Tong William L, Iyer Anisha, Murthy Venkatesh N, Reddy Gautam
School of Engineering and Applied Sciences, Harvard University, Cambridge, MA, USA.
University of California Berkeley, CA, USA.
bioRxiv. 2023 Dec 5:2023.12.03.569774. doi: 10.1101/2023.12.03.569774.

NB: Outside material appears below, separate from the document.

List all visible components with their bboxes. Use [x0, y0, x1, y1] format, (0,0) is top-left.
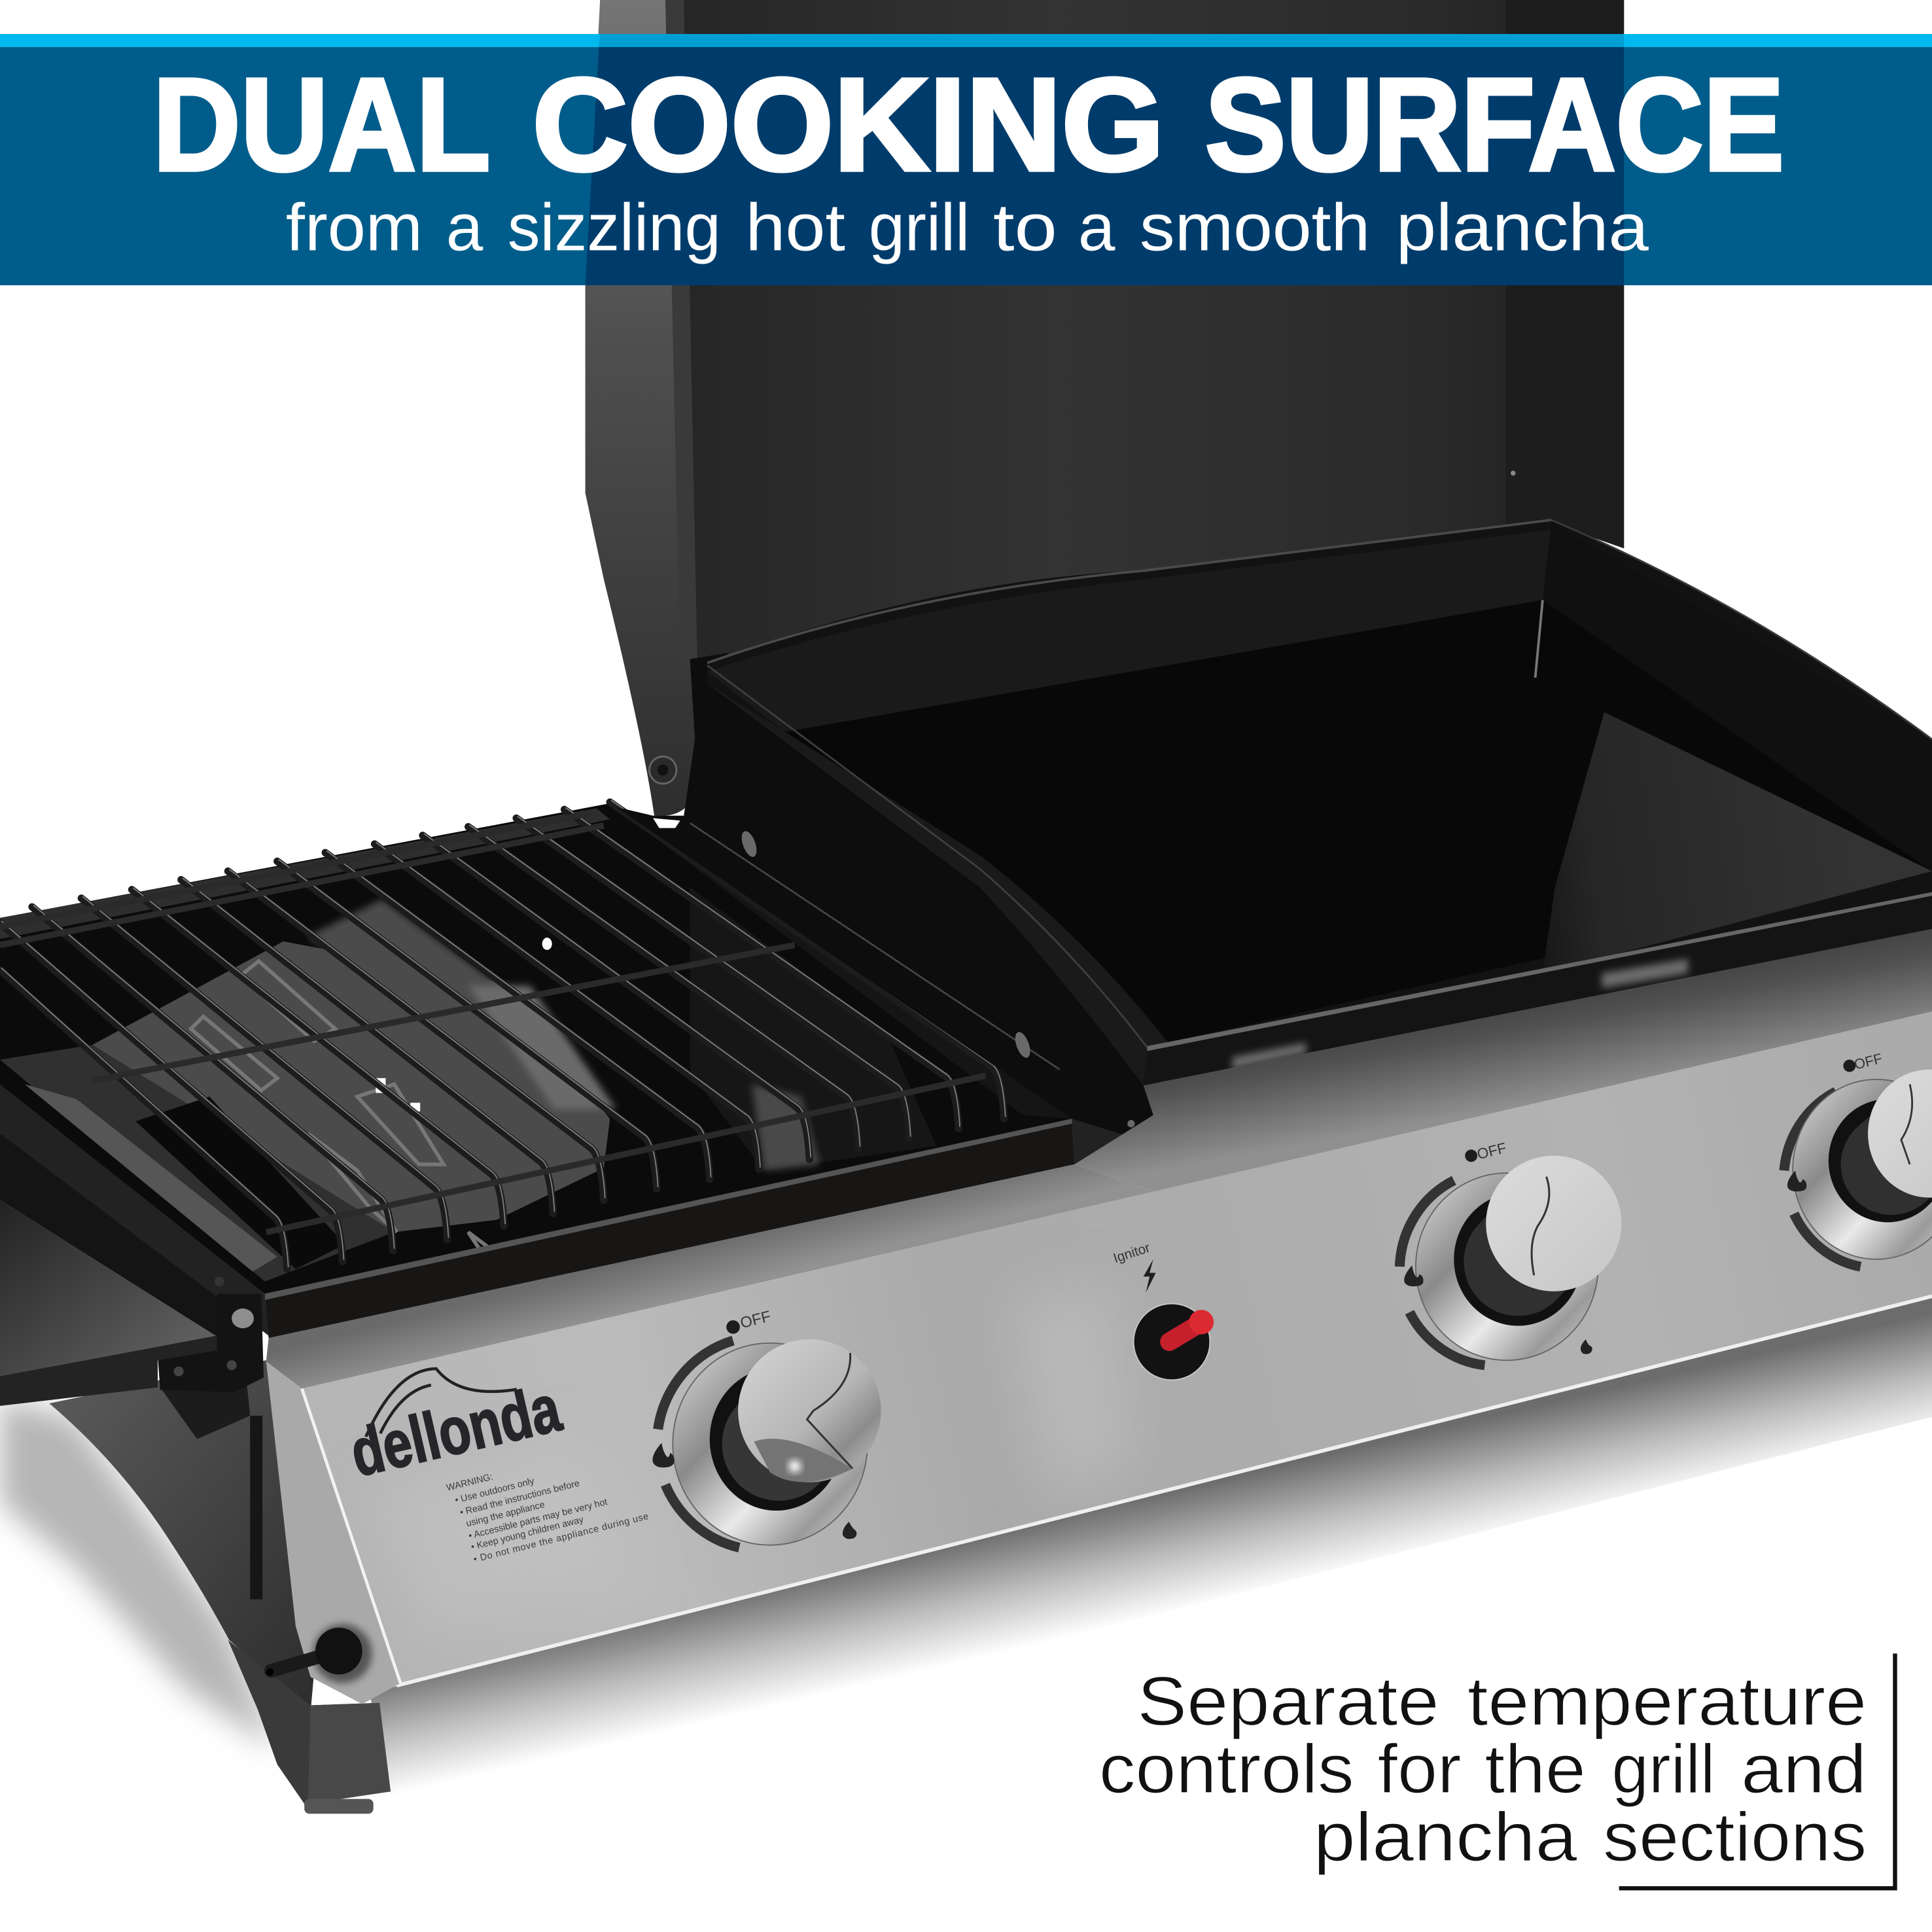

Dogs and laboratory mice are commonly trained to perform complex tasks by guiding them through a curriculum of simpler tasks ('shaping'). What are the principles behind effective shaping strategies? Here, we propose a machine learning framework for shaping animal behavior, where an autonomous teacher agent decides its student's task based on the student's transcript of successes and failures on previously assigned tasks. Using autonomous teachers that plan a curriculum in a common sequence learning task, we show that near-optimal shaping algorithms adaptively alternate between simpler and harder tasks to carefully balance reinforcement and extinction. Based on this intuition, we derive an adaptive shaping heuristic with minimal parameters, which we show is near-optimal on the sequence learning task and robustly trains deep reinforcement learning agents on navigation tasks that involve sparse, delayed rewards. Extensions to continuous curricula are explored. Our work provides a starting point towards a general computational framework for shaping animal behavior.
狗和实验小鼠通常通过引导它们完成一系列更简单的任务(“塑造”)来训练它们执行复杂任务。有效塑造策略背后的原则是什么?在这里,我们提出了一个用于塑造动物行为的机器学习框架,其中一个自主教师代理根据学生在先前分配任务上的成功和失败记录来决定其任务。使用在常见序列学习任务中规划课程的自主教师,我们表明接近最优的塑造算法在更简单和更难的任务之间自适应地交替,以仔细平衡强化和消退。基于这种直觉,我们推导出了一种参数最少的自适应塑造启发式方法,我们表明它在序列学习任务上接近最优,并且能够在涉及稀疏、延迟奖励的导航任务上稳健地训练深度强化学习代理。我们还探索了对连续课程的扩展。我们的工作为塑造动物行为的通用计算框架提供了一个起点。